Surpluses of American goods have also accumulated abroad, in northwest European countries from France to Norway; in Mediterranean countries; in India, Burma, South Pacific islands, the East Indies and in many countries in South America. The OWI report states that the sale of surplus property abroad will be “regulated to support American foreign policy and the interests of American business and take into consideration the probable effect on future export markets.” In other words, the sale of these surpluses of food, machinery, ships, etc., will NOT be undertaken to satisfy the needs of the people of the world – who have been taxed, starved and bled white by the war – but their sale will be subordinated to the profit-lust of American capitalists who will export and sell according to the profits they can make.

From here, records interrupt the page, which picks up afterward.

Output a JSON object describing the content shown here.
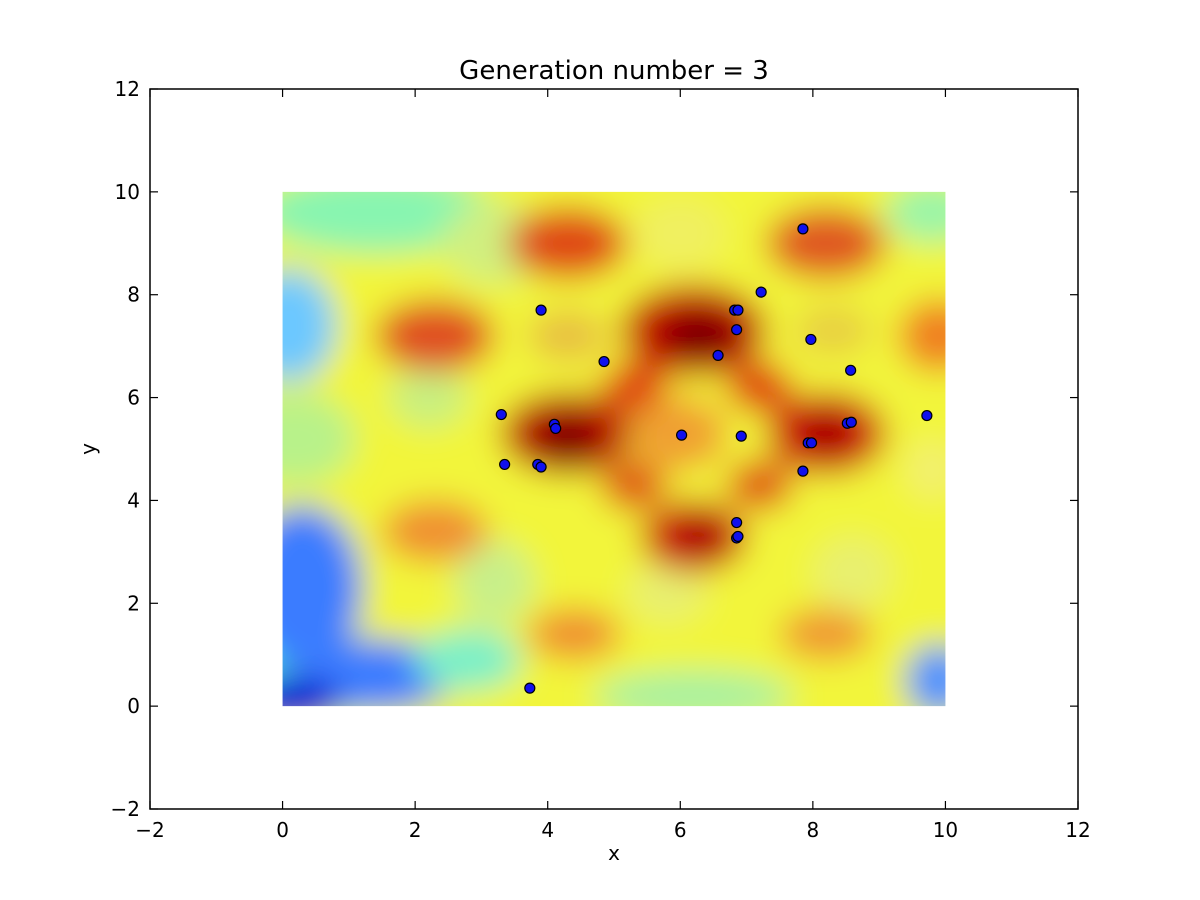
{
  "chart_data": {
    "type": "scatter",
    "title": "Generation number = 3",
    "xlabel": "x",
    "ylabel": "y",
    "xlim": [
      -2,
      12
    ],
    "ylim": [
      -2,
      12
    ],
    "xticks": [
      "−2",
      "0",
      "2",
      "4",
      "6",
      "8",
      "10",
      "12"
    ],
    "yticks": [
      "−2",
      "0",
      "2",
      "4",
      "6",
      "8",
      "10",
      "12"
    ],
    "grid": false,
    "background": {
      "type": "heatmap",
      "colormap": "jet",
      "extent": [
        0,
        10,
        0,
        10
      ]
    },
    "point_color": "#1010ee",
    "points": [
      {
        "x": 7.85,
        "y": 9.28
      },
      {
        "x": 7.22,
        "y": 8.05
      },
      {
        "x": 3.9,
        "y": 7.7
      },
      {
        "x": 6.82,
        "y": 7.7
      },
      {
        "x": 6.87,
        "y": 7.7
      },
      {
        "x": 6.85,
        "y": 7.32
      },
      {
        "x": 7.97,
        "y": 7.13
      },
      {
        "x": 4.85,
        "y": 6.7
      },
      {
        "x": 6.57,
        "y": 6.82
      },
      {
        "x": 8.57,
        "y": 6.53
      },
      {
        "x": 3.3,
        "y": 5.67
      },
      {
        "x": 4.1,
        "y": 5.48
      },
      {
        "x": 4.12,
        "y": 5.4
      },
      {
        "x": 6.02,
        "y": 5.27
      },
      {
        "x": 6.92,
        "y": 5.25
      },
      {
        "x": 7.93,
        "y": 5.12
      },
      {
        "x": 7.98,
        "y": 5.12
      },
      {
        "x": 8.52,
        "y": 5.5
      },
      {
        "x": 8.58,
        "y": 5.52
      },
      {
        "x": 9.72,
        "y": 5.65
      },
      {
        "x": 3.35,
        "y": 4.7
      },
      {
        "x": 3.85,
        "y": 4.7
      },
      {
        "x": 3.9,
        "y": 4.65
      },
      {
        "x": 7.85,
        "y": 4.57
      },
      {
        "x": 6.85,
        "y": 3.57
      },
      {
        "x": 6.85,
        "y": 3.27
      },
      {
        "x": 6.87,
        "y": 3.3
      },
      {
        "x": 3.73,
        "y": 0.35
      }
    ]
  }
}
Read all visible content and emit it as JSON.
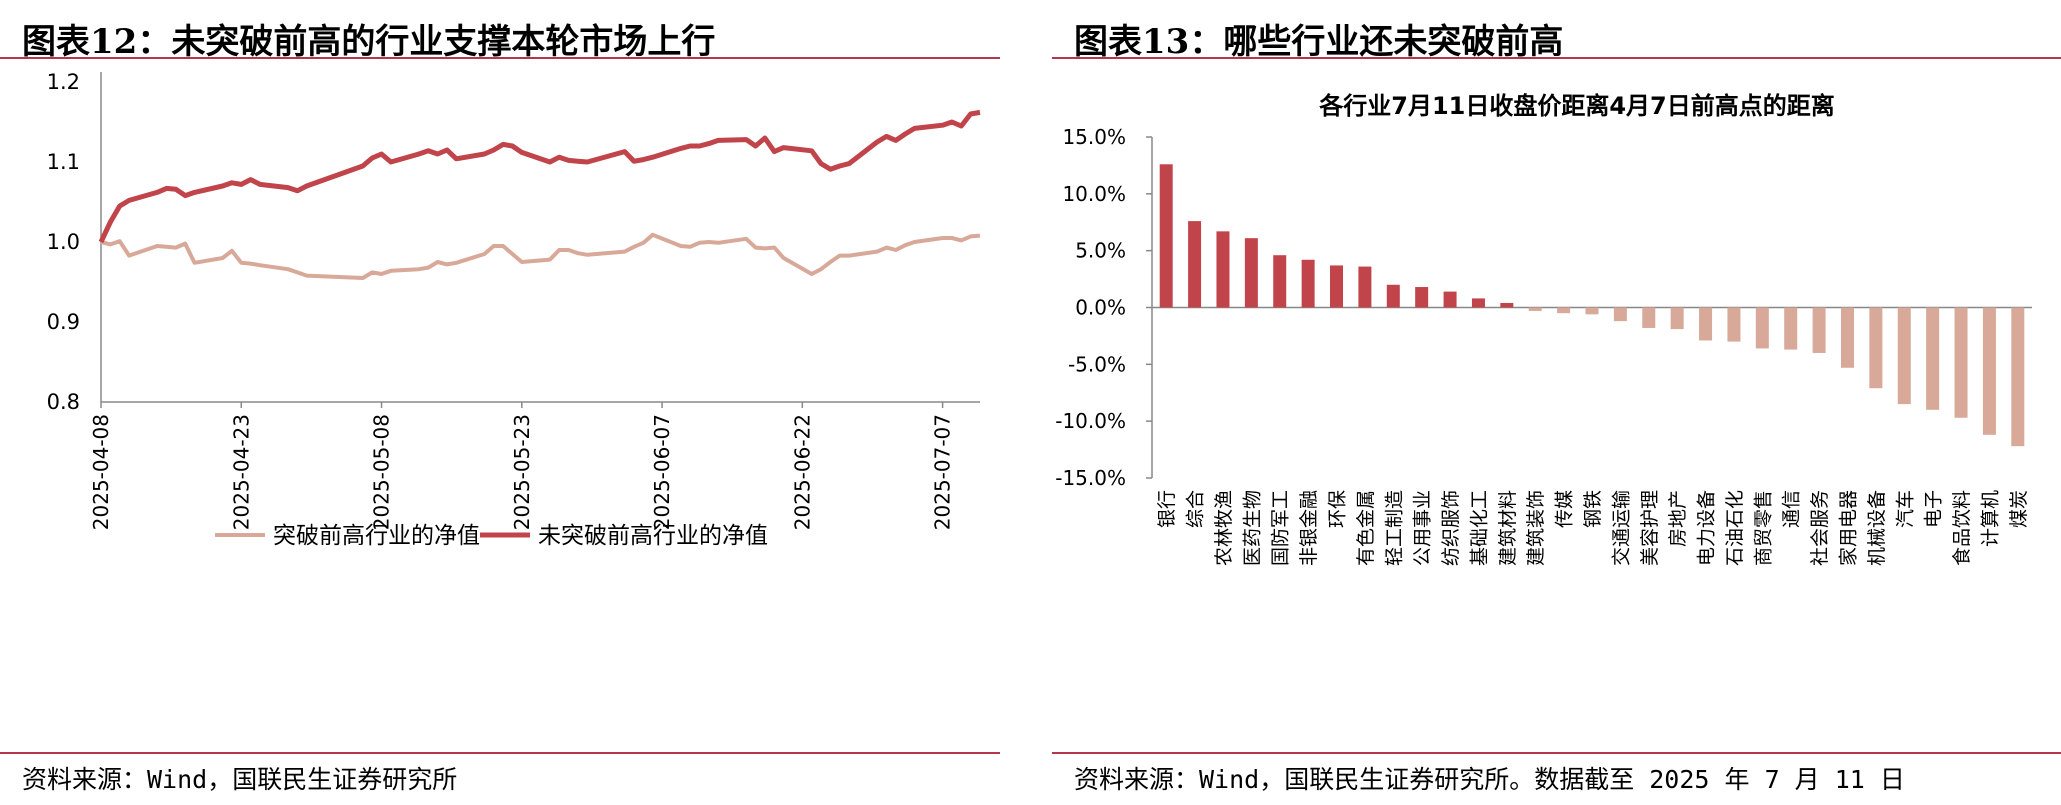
{
  "left": {
    "title": "图表12：未突破前高的行业支撑本轮市场上行",
    "source": "资料来源：Wind，国联民生证券研究所"
  },
  "right": {
    "title": "图表13：哪些行业还未突破前高",
    "source": "资料来源：Wind，国联民生证券研究所。数据截至 2025 年 7 月 11 日"
  },
  "colors": {
    "rule": "#b5364a",
    "dark_red": "#c0444a",
    "light_brown": "#d8a898"
  },
  "chart_data": [
    {
      "type": "line",
      "title": "",
      "ylim": [
        0.8,
        1.2
      ],
      "yticks": [
        "0.8",
        "0.9",
        "1.0",
        "1.1",
        "1.2"
      ],
      "xlim": [
        "2025-04-08",
        "2025-07-11"
      ],
      "xticks": [
        "2025-04-08",
        "2025-04-23",
        "2025-05-08",
        "2025-05-23",
        "2025-06-07",
        "2025-06-22",
        "2025-07-07"
      ],
      "legend_position": "bottom",
      "grid": false,
      "series": [
        {
          "name": "突破前高行业的净值",
          "color": "#d8a898",
          "points": [
            [
              "2025-04-08",
              1.0
            ],
            [
              "2025-04-09",
              0.997
            ],
            [
              "2025-04-10",
              1.001
            ],
            [
              "2025-04-11",
              0.983
            ],
            [
              "2025-04-14",
              0.995
            ],
            [
              "2025-04-15",
              0.994
            ],
            [
              "2025-04-16",
              0.993
            ],
            [
              "2025-04-17",
              0.998
            ],
            [
              "2025-04-18",
              0.974
            ],
            [
              "2025-04-21",
              0.98
            ],
            [
              "2025-04-22",
              0.989
            ],
            [
              "2025-04-23",
              0.974
            ],
            [
              "2025-04-24",
              0.973
            ],
            [
              "2025-04-25",
              0.971
            ],
            [
              "2025-04-28",
              0.966
            ],
            [
              "2025-04-29",
              0.962
            ],
            [
              "2025-04-30",
              0.958
            ],
            [
              "2025-05-06",
              0.955
            ],
            [
              "2025-05-07",
              0.962
            ],
            [
              "2025-05-08",
              0.96
            ],
            [
              "2025-05-09",
              0.964
            ],
            [
              "2025-05-12",
              0.966
            ],
            [
              "2025-05-13",
              0.968
            ],
            [
              "2025-05-14",
              0.975
            ],
            [
              "2025-05-15",
              0.972
            ],
            [
              "2025-05-16",
              0.974
            ],
            [
              "2025-05-19",
              0.985
            ],
            [
              "2025-05-20",
              0.995
            ],
            [
              "2025-05-21",
              0.995
            ],
            [
              "2025-05-22",
              0.985
            ],
            [
              "2025-05-23",
              0.975
            ],
            [
              "2025-05-26",
              0.978
            ],
            [
              "2025-05-27",
              0.99
            ],
            [
              "2025-05-28",
              0.99
            ],
            [
              "2025-05-29",
              0.986
            ],
            [
              "2025-05-30",
              0.984
            ],
            [
              "2025-06-03",
              0.988
            ],
            [
              "2025-06-04",
              0.994
            ],
            [
              "2025-06-05",
              0.999
            ],
            [
              "2025-06-06",
              1.009
            ],
            [
              "2025-06-09",
              0.995
            ],
            [
              "2025-06-10",
              0.994
            ],
            [
              "2025-06-11",
              0.999
            ],
            [
              "2025-06-12",
              1.0
            ],
            [
              "2025-06-13",
              0.999
            ],
            [
              "2025-06-16",
              1.004
            ],
            [
              "2025-06-17",
              0.993
            ],
            [
              "2025-06-18",
              0.992
            ],
            [
              "2025-06-19",
              0.993
            ],
            [
              "2025-06-20",
              0.98
            ],
            [
              "2025-06-23",
              0.96
            ],
            [
              "2025-06-24",
              0.966
            ],
            [
              "2025-06-25",
              0.975
            ],
            [
              "2025-06-26",
              0.983
            ],
            [
              "2025-06-27",
              0.983
            ],
            [
              "2025-06-30",
              0.988
            ],
            [
              "2025-07-01",
              0.993
            ],
            [
              "2025-07-02",
              0.99
            ],
            [
              "2025-07-03",
              0.996
            ],
            [
              "2025-07-04",
              1.0
            ],
            [
              "2025-07-07",
              1.005
            ],
            [
              "2025-07-08",
              1.005
            ],
            [
              "2025-07-09",
              1.002
            ],
            [
              "2025-07-10",
              1.007
            ],
            [
              "2025-07-11",
              1.008
            ]
          ]
        },
        {
          "name": "未突破前高行业的净值",
          "color": "#c0444a",
          "points": [
            [
              "2025-04-08",
              1.0
            ],
            [
              "2025-04-09",
              1.025
            ],
            [
              "2025-04-10",
              1.045
            ],
            [
              "2025-04-11",
              1.052
            ],
            [
              "2025-04-14",
              1.062
            ],
            [
              "2025-04-15",
              1.067
            ],
            [
              "2025-04-16",
              1.066
            ],
            [
              "2025-04-17",
              1.058
            ],
            [
              "2025-04-18",
              1.062
            ],
            [
              "2025-04-21",
              1.07
            ],
            [
              "2025-04-22",
              1.074
            ],
            [
              "2025-04-23",
              1.072
            ],
            [
              "2025-04-24",
              1.078
            ],
            [
              "2025-04-25",
              1.072
            ],
            [
              "2025-04-28",
              1.068
            ],
            [
              "2025-04-29",
              1.064
            ],
            [
              "2025-04-30",
              1.07
            ],
            [
              "2025-05-06",
              1.095
            ],
            [
              "2025-05-07",
              1.105
            ],
            [
              "2025-05-08",
              1.11
            ],
            [
              "2025-05-09",
              1.1
            ],
            [
              "2025-05-12",
              1.11
            ],
            [
              "2025-05-13",
              1.114
            ],
            [
              "2025-05-14",
              1.11
            ],
            [
              "2025-05-15",
              1.115
            ],
            [
              "2025-05-16",
              1.104
            ],
            [
              "2025-05-19",
              1.11
            ],
            [
              "2025-05-20",
              1.115
            ],
            [
              "2025-05-21",
              1.122
            ],
            [
              "2025-05-22",
              1.12
            ],
            [
              "2025-05-23",
              1.112
            ],
            [
              "2025-05-26",
              1.1
            ],
            [
              "2025-05-27",
              1.106
            ],
            [
              "2025-05-28",
              1.102
            ],
            [
              "2025-05-29",
              1.101
            ],
            [
              "2025-05-30",
              1.1
            ],
            [
              "2025-06-03",
              1.113
            ],
            [
              "2025-06-04",
              1.101
            ],
            [
              "2025-06-05",
              1.103
            ],
            [
              "2025-06-06",
              1.106
            ],
            [
              "2025-06-09",
              1.117
            ],
            [
              "2025-06-10",
              1.12
            ],
            [
              "2025-06-11",
              1.12
            ],
            [
              "2025-06-12",
              1.123
            ],
            [
              "2025-06-13",
              1.127
            ],
            [
              "2025-06-16",
              1.128
            ],
            [
              "2025-06-17",
              1.12
            ],
            [
              "2025-06-18",
              1.13
            ],
            [
              "2025-06-19",
              1.113
            ],
            [
              "2025-06-20",
              1.118
            ],
            [
              "2025-06-23",
              1.114
            ],
            [
              "2025-06-24",
              1.098
            ],
            [
              "2025-06-25",
              1.091
            ],
            [
              "2025-06-26",
              1.095
            ],
            [
              "2025-06-27",
              1.098
            ],
            [
              "2025-06-30",
              1.125
            ],
            [
              "2025-07-01",
              1.132
            ],
            [
              "2025-07-02",
              1.127
            ],
            [
              "2025-07-03",
              1.135
            ],
            [
              "2025-07-04",
              1.142
            ],
            [
              "2025-07-07",
              1.146
            ],
            [
              "2025-07-08",
              1.15
            ],
            [
              "2025-07-09",
              1.145
            ],
            [
              "2025-07-10",
              1.16
            ],
            [
              "2025-07-11",
              1.162
            ]
          ]
        }
      ]
    },
    {
      "type": "bar",
      "title": "各行业7月11日收盘价距离4月7日前高点的距离",
      "ylim": [
        -15,
        15
      ],
      "yticks": [
        "15.0%",
        "10.0%",
        "5.0%",
        "0.0%",
        "-5.0%",
        "-10.0%",
        "-15.0%"
      ],
      "unit": "%",
      "grid": false,
      "categories": [
        "银行",
        "综合",
        "农林牧渔",
        "医药生物",
        "国防军工",
        "非银金融",
        "环保",
        "有色金属",
        "轻工制造",
        "公用事业",
        "纺织服饰",
        "基础化工",
        "建筑材料",
        "建筑装饰",
        "传媒",
        "钢铁",
        "交通运输",
        "美容护理",
        "房地产",
        "电力设备",
        "石油石化",
        "商贸零售",
        "通信",
        "社会服务",
        "家用电器",
        "机械设备",
        "汽车",
        "电子",
        "食品饮料",
        "计算机",
        "煤炭"
      ],
      "values": [
        12.6,
        7.6,
        6.7,
        6.1,
        4.6,
        4.2,
        3.7,
        3.6,
        2.0,
        1.8,
        1.4,
        0.8,
        0.4,
        -0.3,
        -0.5,
        -0.6,
        -1.2,
        -1.8,
        -1.9,
        -2.9,
        -3.0,
        -3.6,
        -3.7,
        -4.0,
        -5.3,
        -7.1,
        -8.5,
        -9.0,
        -9.7,
        -11.2,
        -12.2
      ]
    }
  ]
}
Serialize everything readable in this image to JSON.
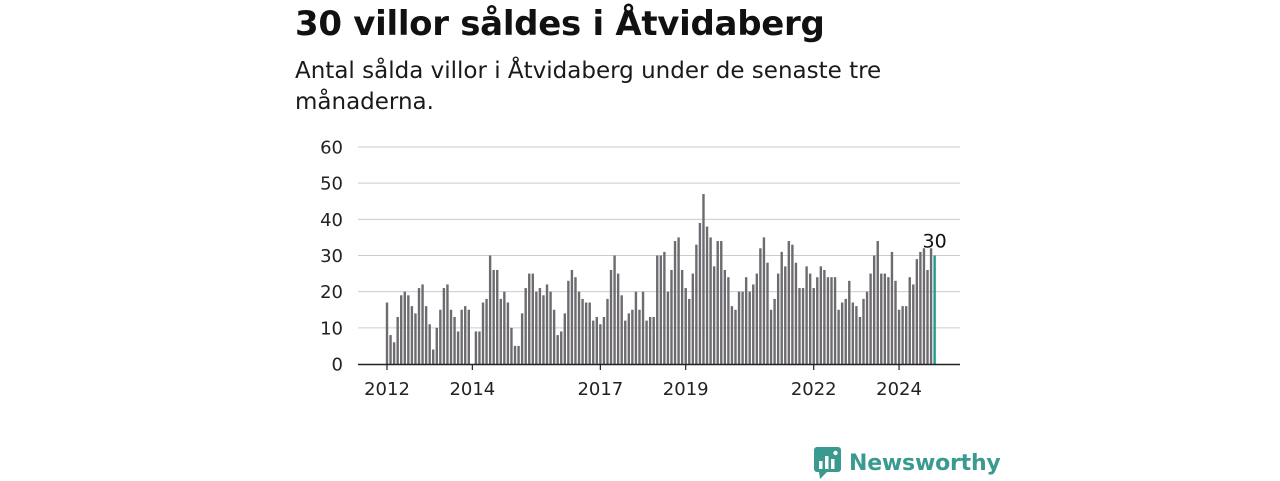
{
  "title": "30 villor såldes i Åtvidaberg",
  "subtitle": "Antal sålda villor i Åtvidaberg under de senaste tre månaderna.",
  "brand": {
    "name": "Newsworthy",
    "color": "#3a9a8f"
  },
  "colors": {
    "bar": "#6d6b70",
    "highlight": "#1f9a8f",
    "grid": "#cccccc",
    "axis": "#222222"
  },
  "chart_data": {
    "type": "bar",
    "ylim": [
      0,
      60
    ],
    "yticks": [
      0,
      10,
      20,
      30,
      40,
      50,
      60
    ],
    "xticks": [
      {
        "label": "2012",
        "index": 0
      },
      {
        "label": "2014",
        "index": 24
      },
      {
        "label": "2017",
        "index": 60
      },
      {
        "label": "2019",
        "index": 84
      },
      {
        "label": "2022",
        "index": 120
      },
      {
        "label": "2024",
        "index": 144
      }
    ],
    "grid": true,
    "highlight_label": "30",
    "values": [
      17,
      8,
      6,
      13,
      19,
      20,
      19,
      16,
      14,
      21,
      22,
      16,
      11,
      4,
      10,
      15,
      21,
      22,
      15,
      13,
      9,
      15,
      16,
      15,
      null,
      9,
      9,
      17,
      18,
      30,
      26,
      26,
      18,
      20,
      17,
      10,
      5,
      5,
      14,
      21,
      25,
      25,
      20,
      21,
      19,
      22,
      20,
      15,
      8,
      9,
      14,
      23,
      26,
      24,
      20,
      18,
      17,
      17,
      12,
      13,
      11,
      13,
      18,
      26,
      30,
      25,
      19,
      12,
      14,
      15,
      20,
      15,
      20,
      12,
      13,
      13,
      30,
      30,
      31,
      20,
      26,
      34,
      35,
      26,
      21,
      18,
      25,
      33,
      39,
      47,
      38,
      35,
      27,
      34,
      34,
      26,
      24,
      16,
      15,
      20,
      20,
      24,
      20,
      22,
      25,
      32,
      35,
      28,
      15,
      18,
      25,
      31,
      27,
      34,
      33,
      28,
      21,
      21,
      27,
      25,
      21,
      24,
      27,
      26,
      24,
      24,
      24,
      15,
      17,
      18,
      23,
      17,
      16,
      13,
      18,
      20,
      25,
      30,
      34,
      25,
      25,
      24,
      31,
      23,
      15,
      16,
      16,
      24,
      22,
      29,
      31,
      32,
      26,
      32,
      30
    ]
  }
}
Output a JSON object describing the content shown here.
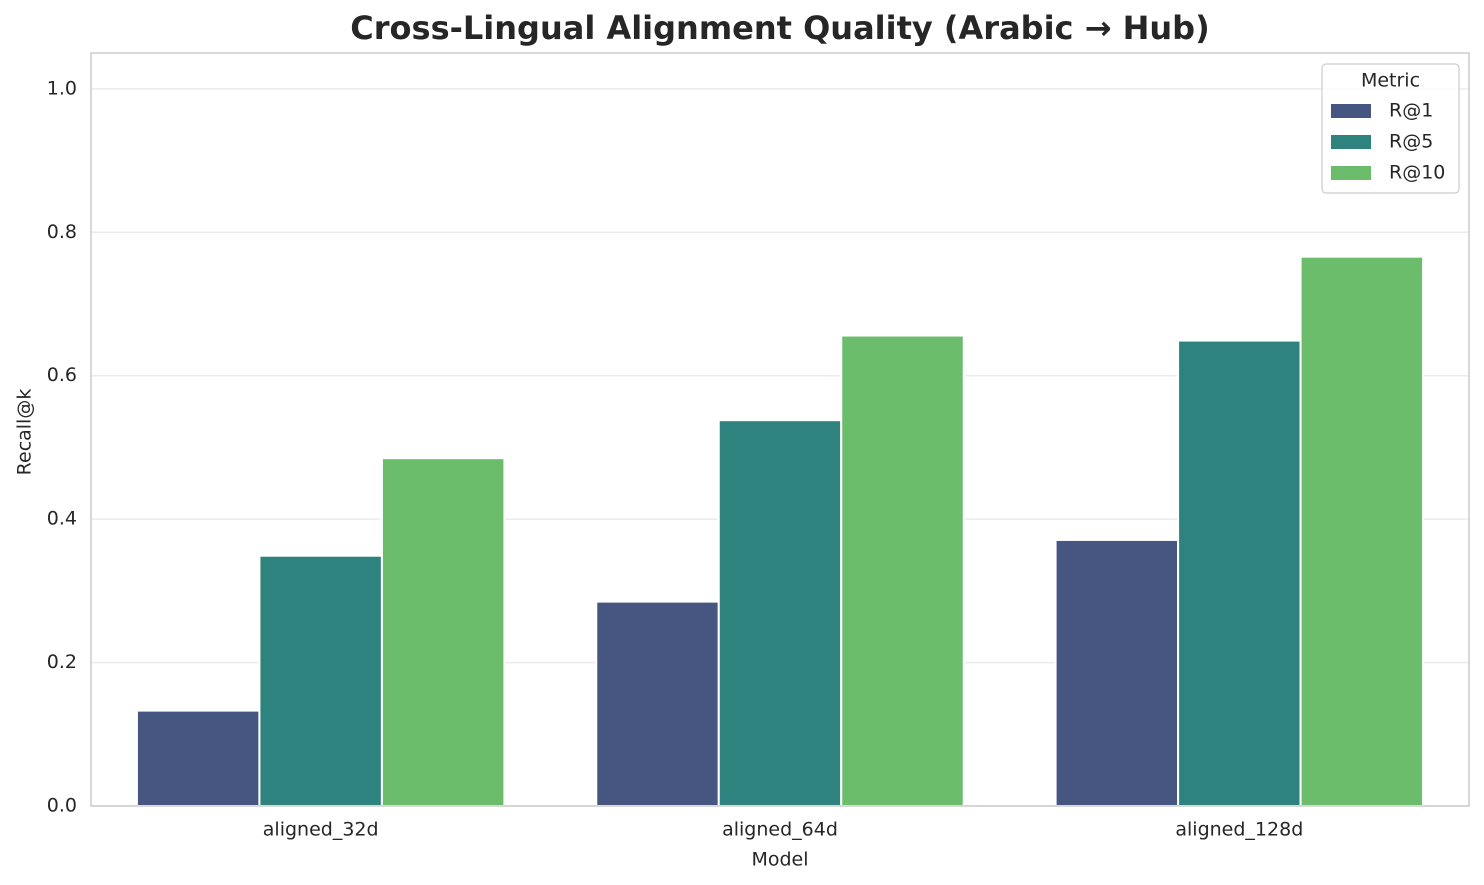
{
  "chart_data": {
    "type": "bar",
    "title": "Cross-Lingual Alignment Quality (Arabic → Hub)",
    "x_label": "Model",
    "y_label": "Recall@k",
    "categories": [
      "aligned_32d",
      "aligned_64d",
      "aligned_128d"
    ],
    "series": [
      {
        "name": "R@1",
        "color": "#465680",
        "values": [
          0.133,
          0.285,
          0.371
        ]
      },
      {
        "name": "R@5",
        "color": "#2e837e",
        "values": [
          0.349,
          0.538,
          0.649
        ]
      },
      {
        "name": "R@10",
        "color": "#6bbd6b",
        "values": [
          0.485,
          0.656,
          0.766
        ]
      }
    ],
    "ylim": [
      0,
      1.05
    ],
    "yticks": [
      {
        "value": 0,
        "label": "0.0"
      },
      0.2,
      0.4,
      0.6,
      0.8,
      {
        "value": 1,
        "label": "1.0"
      }
    ],
    "grid": true,
    "legend_title": "Metric",
    "legend_position": "upper-right"
  }
}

The American workers will have no surplus at the end of the war. They will be lucky if they have shirts on their backs and a roof over their heads. They have worked on the farms and in the mills to produce the material with which the war is being fought. They are paying for the war – by reduced wages, higher prices, overwhelmingly large taxes, purchases of war bonds. Far from having a surplus at the war ‘s end, the workers will be treated as a part of the surplus commodities, no longer useful to the capitalists, who are even now emptying them out into the streets.

The war surplus, as well as the entire productive plant of the country, should be managed by their .creators, the working people. Then there would be no chaos, “planned” or unplanned. The distribution of surplus war goods would not be dependent on the profit motive, but the genuine needs of the people. War industry would not await the caprice of profiteers to reconvert to needed civilian goods, but would change over immediately to meet civilian needs for goods and jobs.

OPERATE ALL BIG INDUSTRY FOR THE WELFARE OF THE PLAIN PEOPLE, WITH WORKERS ‘ CONTROL OF PRODUCTION THROUGH THE UNIONS AND PLANT COMMITTEES!